How’s Yeltsin? It’s Anybody’s Guess

Philadelphia Inquirer

President Boris Yeltsin has a mild heart ailment and is in the hospital for observation. No, wait - the Russian leader had a heart attack. Sorry, Yeltsin is feeling just fine.

Somebody call a Kremlinologist.

In a series of apparently conflicting disclosures Tuesday, recalling the disinformation practices of the Soviet era, Yeltsin revealed he had suffered a heart attack July 10, even as his aides said all was well with the president.

And then there is the matter of an apparently fake photograph.

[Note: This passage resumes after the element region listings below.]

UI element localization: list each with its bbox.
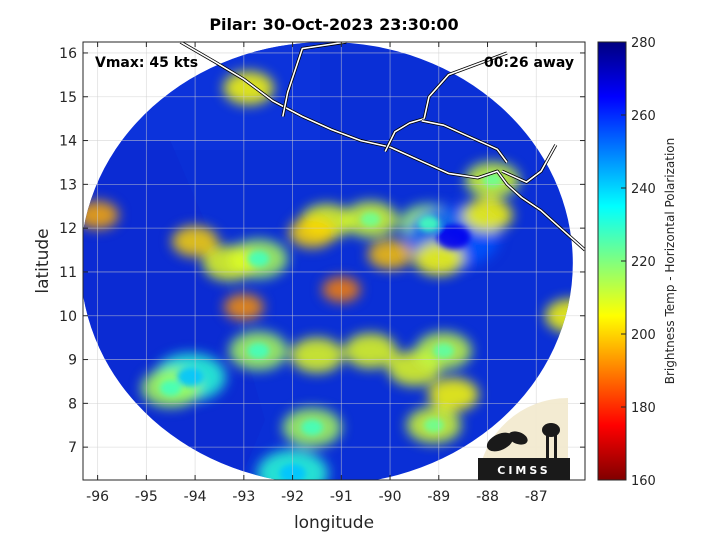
y-tick-label: 13	[59, 177, 77, 193]
colorbar-ticks: 160 180 200 220 240 260 280	[621, 36, 656, 489]
y-tick-label: 7	[68, 440, 77, 456]
water-tower-leg-icon	[554, 432, 557, 460]
colorbar-tick-label: 220	[631, 255, 656, 270]
x-tick-label: -87	[525, 489, 548, 505]
y-tick-label: 11	[59, 265, 77, 281]
x-tick-label: -91	[330, 489, 353, 505]
convection-core	[247, 342, 270, 359]
y-axis-label: latitude	[33, 228, 53, 293]
logo-base	[478, 458, 570, 480]
vmax-annotation: Vmax: 45 kts	[95, 55, 198, 71]
coastline	[180, 42, 585, 251]
satellite-dish-icon-small	[508, 431, 528, 445]
grid-lines	[83, 42, 585, 480]
x-tick-label: -95	[135, 489, 158, 505]
colorbar-tick-label: 200	[631, 328, 656, 343]
y-tick-label: 9	[68, 353, 77, 369]
colorbar-tick-label: 240	[631, 182, 656, 197]
chart-title: Pilar: 30-Oct-2023 23:30:00	[209, 15, 458, 34]
colorbar-tick-label: 260	[631, 109, 656, 124]
convection-core	[418, 215, 440, 232]
water-tower-icon	[542, 423, 560, 437]
convection-core	[360, 212, 381, 227]
y-axis-ticks: 7 8 9 10 11 12 13 14 15 16	[59, 46, 585, 456]
convection-core	[433, 343, 455, 359]
country-border	[421, 120, 508, 163]
x-axis-ticks: -96 -95 -94 -93 -92 -91 -90 -89 -88 -87	[86, 42, 548, 505]
country-border	[501, 144, 557, 183]
y-tick-label: 10	[59, 309, 77, 325]
colorbar-tick-label: 180	[631, 401, 656, 416]
country-border	[282, 42, 347, 117]
water-tower-leg-icon	[546, 432, 549, 460]
convection-feature	[288, 217, 336, 249]
colorbar-tick-label: 160	[631, 474, 656, 489]
y-tick-label: 8	[68, 396, 77, 412]
y-tick-label: 15	[59, 90, 77, 106]
x-axis-label: longitude	[294, 513, 374, 533]
colorbar-label: Brightness Temp - Horizontal Polarizatio…	[663, 138, 677, 385]
convection-core	[301, 419, 323, 436]
y-tick-label: 14	[59, 134, 77, 150]
time-away-annotation: 00:26 away	[484, 55, 574, 71]
x-tick-label: -96	[86, 489, 109, 505]
convection-feature	[290, 337, 344, 373]
y-tick-label: 12	[59, 221, 77, 237]
convection-core	[177, 367, 204, 387]
logo-text: CIMSS	[497, 464, 550, 477]
y-tick-label: 16	[59, 46, 77, 62]
colorbar-tick-label: 280	[631, 36, 656, 51]
convection-core	[436, 224, 471, 250]
x-tick-label: -88	[476, 489, 499, 505]
x-tick-label: -89	[427, 489, 450, 505]
convection-feature	[223, 71, 275, 105]
x-tick-label: -90	[379, 489, 402, 505]
satellite-dish-icon	[486, 432, 514, 452]
country-border	[423, 52, 508, 119]
coastline-layer	[179, 42, 585, 252]
convection-core	[159, 380, 182, 396]
convection-core	[247, 250, 270, 267]
convection-core	[423, 417, 444, 433]
cimss-logo: CIMSS	[478, 397, 570, 480]
axes-box	[82, 41, 586, 481]
country-border	[384, 117, 425, 152]
convection-feature	[428, 377, 479, 412]
x-tick-label: -93	[232, 489, 255, 505]
x-tick-label: -92	[281, 489, 304, 505]
x-tick-label: -94	[184, 489, 207, 505]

A week after being hospitalized with what initially was described as a common heart ailment called ischemia, Yeltsin emerged from his hospital seclusion Tuesday looking rosy and animated, only to tell a television interviewer that he had had a full-blown heart attack.

It was Yeltsin’s first public appearance since July 11, and it came amid allegations that an official photograph claiming to show him recuperating in his hospital room last week actually had been taken during a vacation in April.

NBC News was the first to point out similarities between television footage taken of Yeltsin during a spring vacation and a picture issued Friday purporting to show him in Moscow’s central clinic. Everything in the photo appears identical to the April footage.

So, despite the Russian leader’s vigorous appearance in Tuesday’s television interview, the apparent photographic deception only intensified concerns here about Yeltsin’s health, his grip on power and his vulnerability to Kremlin machinations.